Mike si focalizzava spesso nei suoi scritti che non tutti potevano sviluppare massa muscolare allo stesso modo, e che anche se tutti possono migliorare con allenamenti specifici, solo poche persone hanno una predisposizione genetica per sviluppare un fisico da Mr. Olympia. Infatti ha dedicato interi capitoli a questo argomento. L’argomento in questione è spesso accantonato nei megazine e nei libri di bodybuilding, anche se adesso sappiamo che molti geni giocano un ruolo chiave in risposta all’allenamento. Per esempio la miostatina (un genotipo anti-crescita che inibisce lo sviluppo muscolare) sembra essere molto importante, e ricerche suggeriscono che una mutazione genetica di IL-15RA (un fattore trascrizionale) può essere un moderatore della massa muscolare in risposta all’esercizio fisico. Altri genotipi includono il CNTF, ove i genotipi G/G e G/A hanno mostrato aumenti molto più significativi di forza se confrontati con gli omozigoti A/A. C’è anche l’ACTN3 nel quale il genotipo R577X è generalmente associato alla funzionalità muscolare, alla proprietà contrattile e può modulare la risposta all’allenamento. Stewart e Rittweger (2006) hanno fornito uno studio sui regolatori molecolari e l’influenza genetica, e hanno suggerito che questi effetti genetici possono influire fino all’80-90% nella variazione di forza e massa muscolare. Una semplice dimostrazione dell’importanza della genetica è fornita da Van Etten et al. (1994) con uno studio. Questo riporta incrementi significativi nella massa magra in soggetti mesomorfi dopo 12 settimane di allenamento con sovraccarico, mentre il gruppo di ectomorfi non ha aumentato ne forza ne massa muscolare seguendo la medesima routine. Quindi appare chiaro che coloro che sono di natura muscolosi possono guadagnare forza e massa con un una rapidità rispetto a coloro che di natura sono molto magri. Quindi, come Mike spesso affermava, la genetica è un fattore chiave per avere successo nel bodybuilding. Come Arthur Jones affermò una volta sull’argomento, non puoi tirar fuori un borsellino di seta da un orecchio di scrofa.

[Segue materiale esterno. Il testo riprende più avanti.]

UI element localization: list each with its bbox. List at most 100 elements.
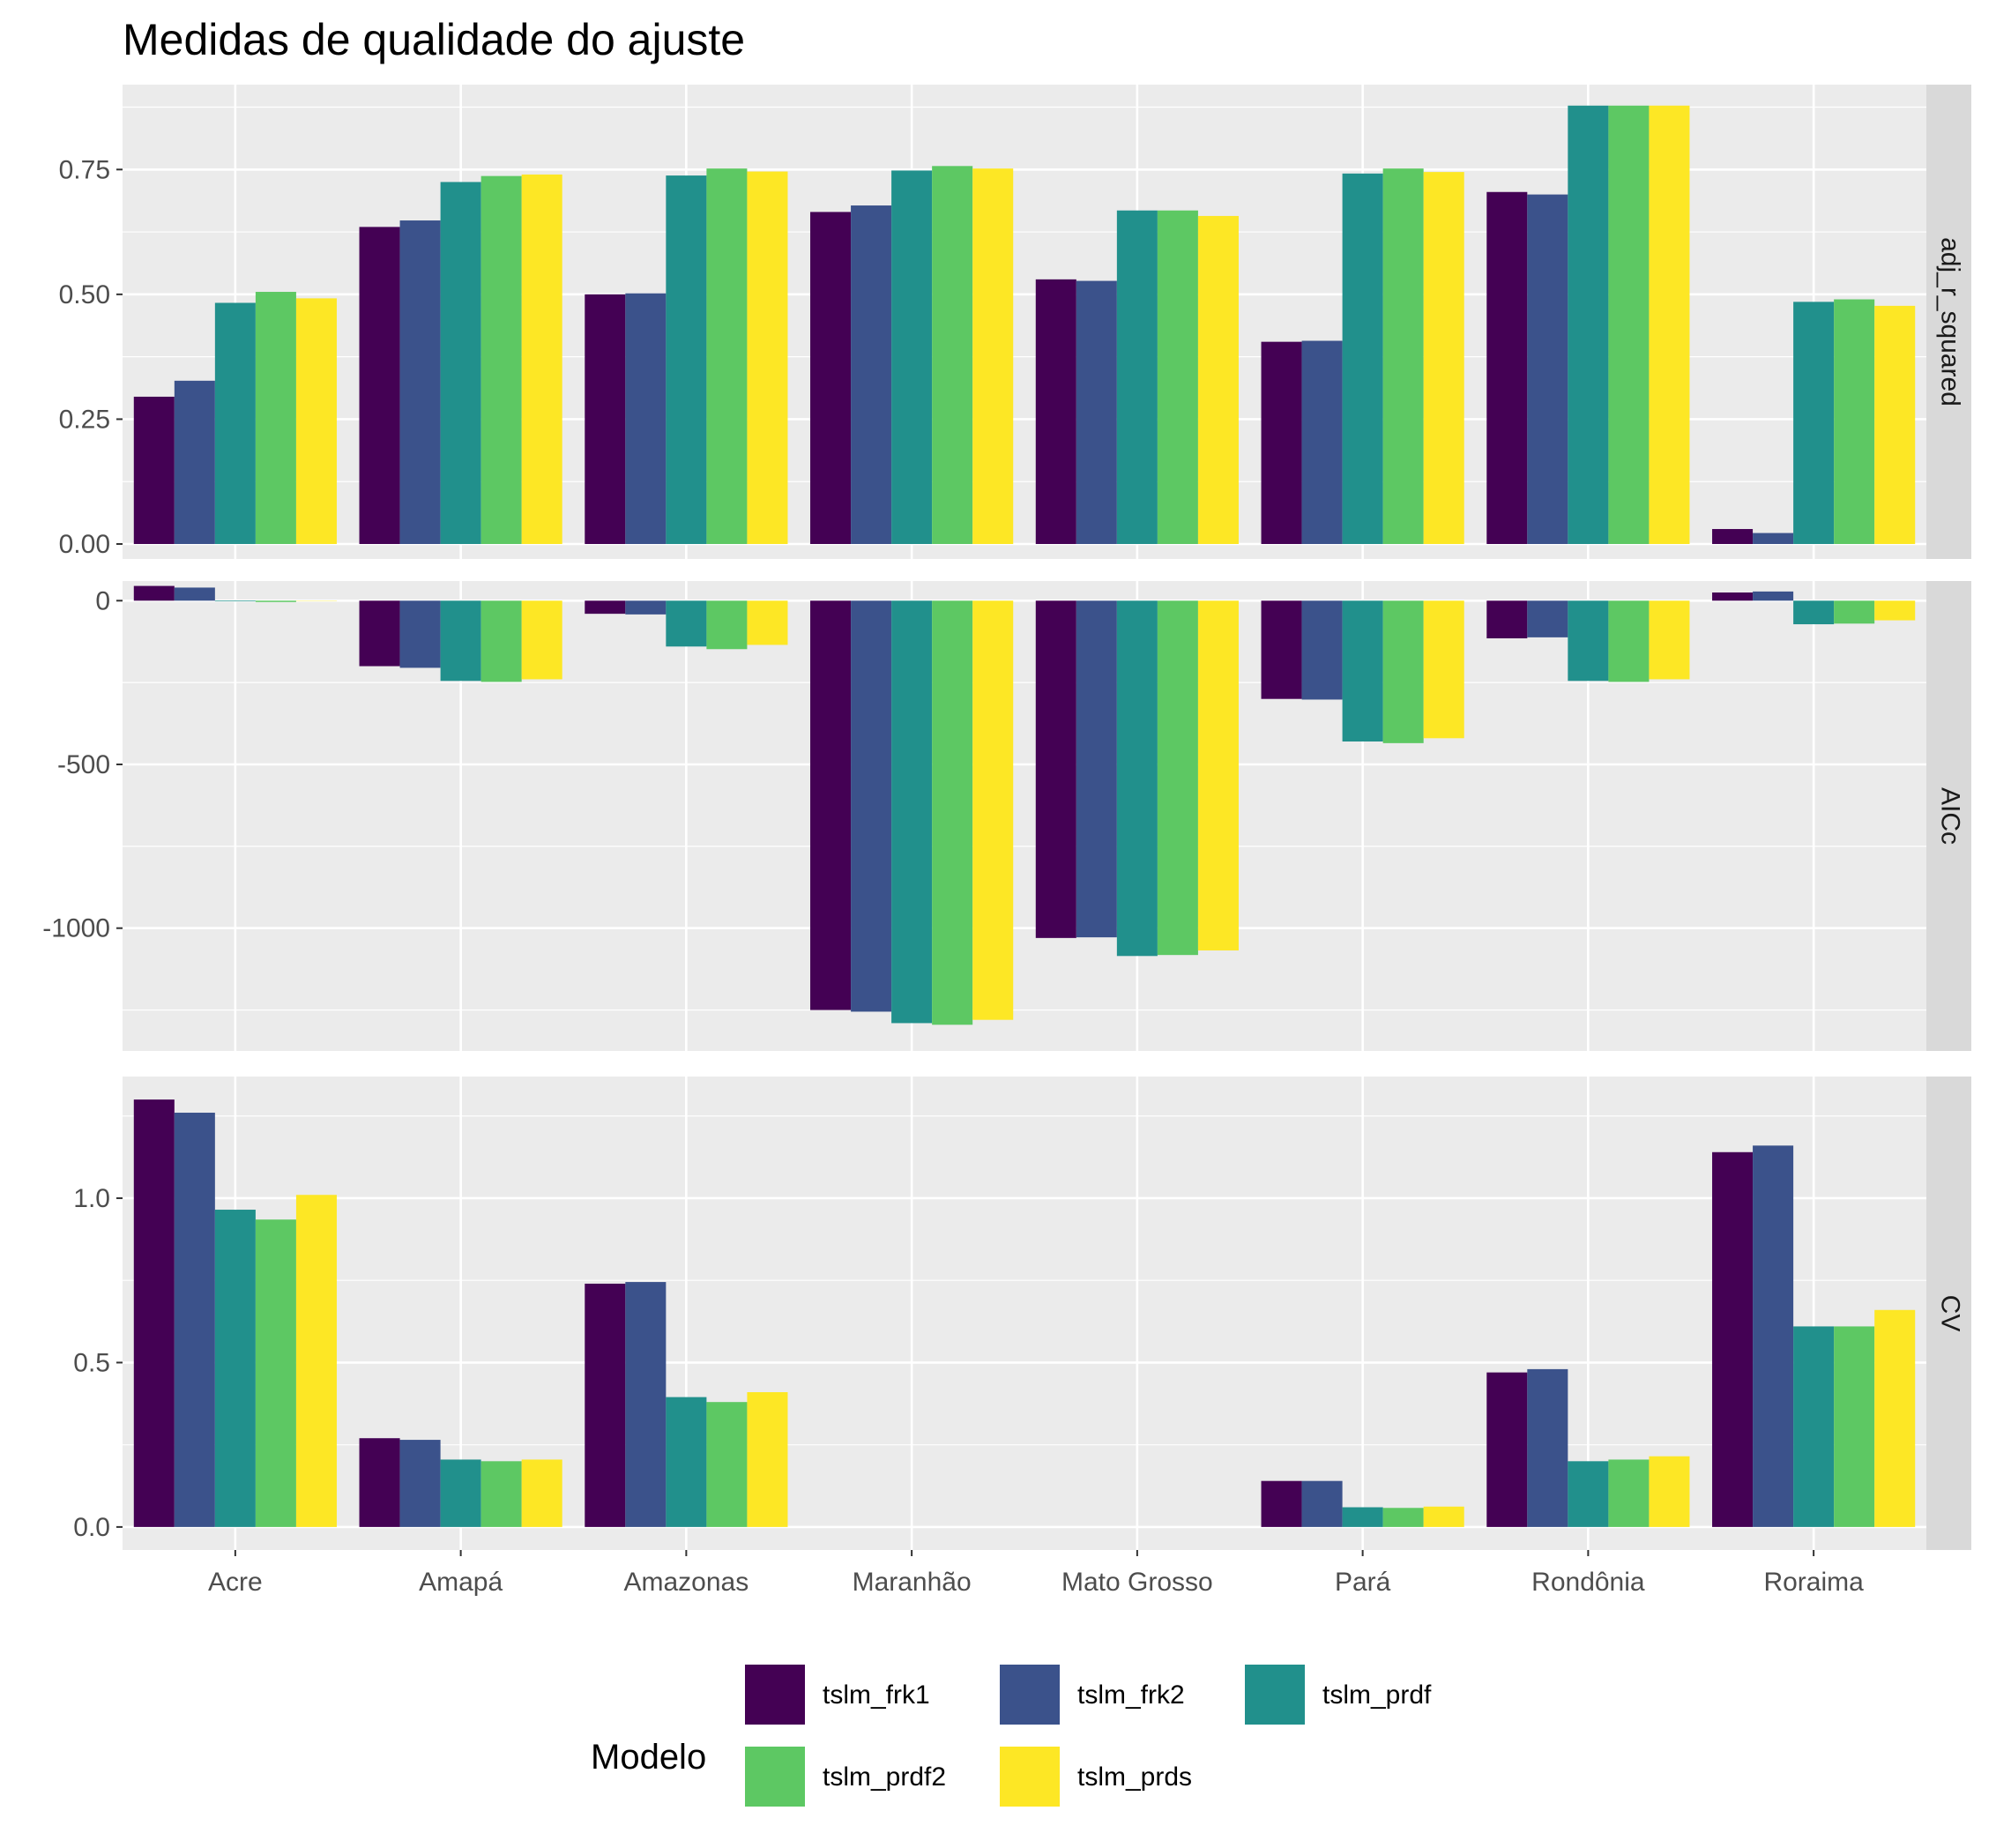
- bar-tslm-prds: [1423, 172, 1464, 545]
- bar-tslm-frk2: [174, 1113, 215, 1527]
- legend-item-tslm-frk1: tslm_frk1: [745, 1665, 930, 1725]
- bar-tslm-prdf: [891, 170, 933, 545]
- legend-item-tslm-prds: tslm_prds: [1000, 1747, 1192, 1807]
- facet-strip-label: adj_r_squared: [1936, 237, 1965, 406]
- bar-tslm-prds: [1649, 600, 1690, 680]
- bar-tslm-frk1: [1712, 529, 1754, 545]
- bar-tslm-frk1: [1486, 600, 1528, 638]
- bar-tslm-frk2: [174, 380, 215, 545]
- x-tick-label: Acre: [208, 1568, 263, 1597]
- bar-tslm-frk1: [585, 600, 626, 615]
- bar-tslm-prdf: [1342, 173, 1383, 545]
- bar-tslm-prdf: [214, 1210, 256, 1527]
- bar-tslm-prdf2: [1382, 168, 1424, 545]
- bar-tslm-prdf: [1793, 600, 1835, 625]
- bar-tslm-frk2: [1301, 340, 1343, 545]
- bar-tslm-frk2: [625, 293, 667, 545]
- bar-tslm-frk1: [1486, 1372, 1528, 1527]
- bar-tslm-frk2: [399, 220, 441, 545]
- bar-tslm-frk2: [1527, 1368, 1568, 1527]
- bar-tslm-prds: [1197, 215, 1239, 545]
- legend-key: [1000, 1665, 1060, 1725]
- bar-tslm-prdf: [440, 600, 481, 682]
- bar-tslm-prdf2: [1382, 1508, 1424, 1527]
- bar-tslm-prdf: [440, 182, 481, 545]
- x-tick-label: Roraima: [1763, 1568, 1864, 1597]
- legend-label: tslm_prdf2: [823, 1762, 946, 1792]
- bar-tslm-frk2: [1076, 280, 1117, 545]
- x-tick-label: Mato Grosso: [1061, 1568, 1213, 1597]
- bar-tslm-prds: [972, 600, 1014, 1020]
- bar-tslm-prdf: [1568, 600, 1609, 682]
- bar-tslm-prdf: [1568, 105, 1609, 545]
- bar-tslm-prdf2: [1157, 600, 1198, 956]
- bar-tslm-prdf: [1793, 302, 1835, 545]
- facet-strip-label: CV: [1936, 1295, 1965, 1332]
- bar-tslm-prdf2: [1608, 105, 1650, 545]
- panel-cv: 0.0 0.5 1.0 CV: [73, 1077, 1971, 1550]
- bar-tslm-prdf2: [1834, 1326, 1875, 1527]
- bar-tslm-prdf2: [255, 292, 296, 545]
- bar-tslm-prdf2: [1157, 210, 1198, 545]
- bar-tslm-frk2: [1753, 591, 1794, 601]
- bar-tslm-prdf2: [1382, 600, 1424, 743]
- legend: Modelo tslm_frk1 tslm_frk2 tslm_prdf tslm_p…: [591, 1665, 1432, 1807]
- bar-tslm-prdf2: [1834, 299, 1875, 545]
- bar-tslm-prdf2: [255, 1219, 296, 1527]
- bar-tslm-frk2: [1753, 1145, 1794, 1527]
- bar-tslm-frk1: [810, 212, 852, 545]
- bar-tslm-prds: [972, 168, 1014, 545]
- bar-tslm-prdf: [1116, 210, 1158, 545]
- bar-tslm-prdf2: [480, 1461, 522, 1527]
- x-tick-label: Maranhão: [853, 1568, 972, 1597]
- bar-tslm-prds: [1874, 305, 1916, 545]
- x-tick-label: Amapá: [419, 1568, 503, 1597]
- bar-tslm-prdf2: [1834, 600, 1875, 624]
- panel-adj-r-squared: 0.00 0.25 0.50 0.75 adj_r_squared: [59, 85, 1971, 559]
- bar-tslm-prds: [1649, 105, 1690, 545]
- bar-tslm-prdf2: [706, 168, 748, 545]
- y-tick-label: 0.75: [59, 155, 110, 184]
- bar-tslm-prdf2: [1608, 1459, 1650, 1527]
- y-tick-label: -1000: [42, 914, 110, 943]
- bar-tslm-prdf2: [706, 600, 748, 650]
- bar-tslm-frk1: [585, 1283, 626, 1527]
- legend-key: [745, 1665, 805, 1725]
- x-tick-label: Rondônia: [1531, 1568, 1645, 1597]
- bar-tslm-frk2: [1527, 600, 1568, 637]
- legend-key: [1000, 1747, 1060, 1807]
- bar-tslm-frk1: [1261, 341, 1302, 545]
- legend-title: Modelo: [591, 1738, 706, 1777]
- bar-tslm-prdf2: [255, 600, 296, 602]
- bar-tslm-prds: [295, 298, 337, 545]
- bar-tslm-frk2: [851, 205, 892, 545]
- facet-strip-label: AICc: [1936, 787, 1965, 845]
- chart-title: Medidas de qualidade do ajuste: [123, 15, 745, 64]
- bar-tslm-frk1: [1035, 600, 1076, 938]
- y-tick-label: 0.25: [59, 405, 110, 434]
- bar-tslm-prds: [747, 600, 788, 645]
- bar-tslm-prdf: [1342, 600, 1383, 741]
- legend-label: tslm_prdf: [1322, 1680, 1432, 1710]
- bar-tslm-frk2: [1301, 600, 1343, 700]
- bar-tslm-prdf: [1116, 600, 1158, 957]
- bar-tslm-prdf: [1568, 1461, 1609, 1527]
- bar-tslm-prdf: [214, 302, 256, 545]
- bar-tslm-prdf: [214, 600, 256, 602]
- bar-tslm-prds: [1874, 1309, 1916, 1527]
- bar-tslm-frk1: [359, 600, 400, 667]
- bar-tslm-frk1: [1712, 592, 1754, 601]
- bar-tslm-prds: [1423, 600, 1464, 739]
- y-tick-label: 0.0: [73, 1513, 110, 1542]
- bar-tslm-frk2: [1527, 194, 1568, 545]
- bar-tslm-prdf: [666, 600, 707, 647]
- bar-tslm-frk1: [1261, 1480, 1302, 1527]
- y-tick-label: -500: [57, 750, 110, 779]
- facet-strip: [1926, 581, 1971, 1051]
- bar-tslm-frk1: [359, 227, 400, 545]
- bar-tslm-prdf2: [1608, 600, 1650, 682]
- bar-tslm-prds: [521, 174, 562, 545]
- bar-tslm-prdf2: [932, 600, 973, 1025]
- legend-item-tslm-prdf2: tslm_prdf2: [745, 1747, 946, 1807]
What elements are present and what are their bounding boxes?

Comunque, come sottolineato più volte sopra, chiunque può migliorare la sua condizione di partenza con un allenamento corretto, e la maggior parte delle ricerche evidenziano che l’Heavy Duty è un sistema di allenamento efficace per ottimizzare la crescita di forza e massa muscolare e raggiungere il massimo potenziale genetico consentito dalla natura nel minor tempo possibile.